Edward Walford in Old and New London (1878) doubts the Lion and Castle name originating from a Stuart / Spanish name and prefers the source to be “the brand of Spanish arms on the sherry casks, and have been put up by the landlord to indicate the sale of genuine Spanish wines, such as sack, canary and mountain”.
The Lion and Castle pub seems to have been at Cherry Garden Stairs from the late 18th century to some point around the 1860s. It was not shown on the 1895 OS map.
It may have been that the stairs were used for river access to the pleasure gardens and that was why they took the name of the gardens. Rocque’s map of London in 1746 shows Cherry Garden Stairs (right on the corner edge of my copy of the map):
Thames stairs were so very important for centuries in the life of the river, and for all those who had some connection with the activities carried out on, or alongside the Thames.
As well as providing access to and from the river, Thames stairs were a key landmark. There are hundreds of newspaper references to Cherry Garden Stairs during the 18th and 19th centuries.
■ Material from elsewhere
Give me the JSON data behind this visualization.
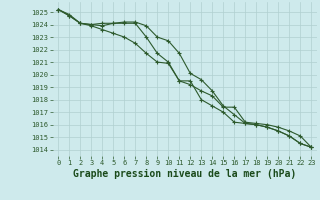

The majority of these are adverts of ships for sale, for lease, or that were about to set out and were advertising for cargo or passengers.
For example, the Public Ledger and Daily Advertiser on the 8th May 1818 has the following advert: “Has only room for a few Tons of Goods, and will be dispatched immediately. For Gibraltar direct. The fine, fast-sailing Brig PRINCE REGENT, Henry Stammers, Commander. lying at Cherry Garden Stairs. burthen 118 tons. For Freight or Passage”.
Other reports concern accidents, collisions, drowning and bodies pulled from the river near the stairs. Such an incident is recorded in the last newspaper reference to the stairs that I can find, when on the 29th November 1936, Reynold’s Newspaper recorded that a ten year old Bermondsey boy had fallen into the Thames from Cherry Garden Stairs and had drowned.
Thames stairs and pubs also seem to be a magnet for crime. For example, there are reports of passengers being rowed across the Thames and then robbed in, or close by the pubs that were often located near the landside of the stairs.
The tide was in when I arrived at Cherry Garden Stairs to taken the comparison photo. Access to the foreshore is now via a modern set of metal stairs that run over the embankment wall that was built as part of the walkway / tree lined open space that runs along the river. Difficult to photograph without being on the foreshore, but the stairs can be seen at the end of the wall in the following photo:
The walkway to the pier can be seen in the background.
I am sure that my father took the original photo from the 1946 version of the stairs, as it was by standing on the stairs that I could get the dome of St Paul’s Cathedral in exactly the same position. At this distance from Tower Bridge and the cathedral, even a small change in position changed the orientation of bridge and dome.
There is much more to discover in this part of Bermondsey, so it is an area I will be returning to again.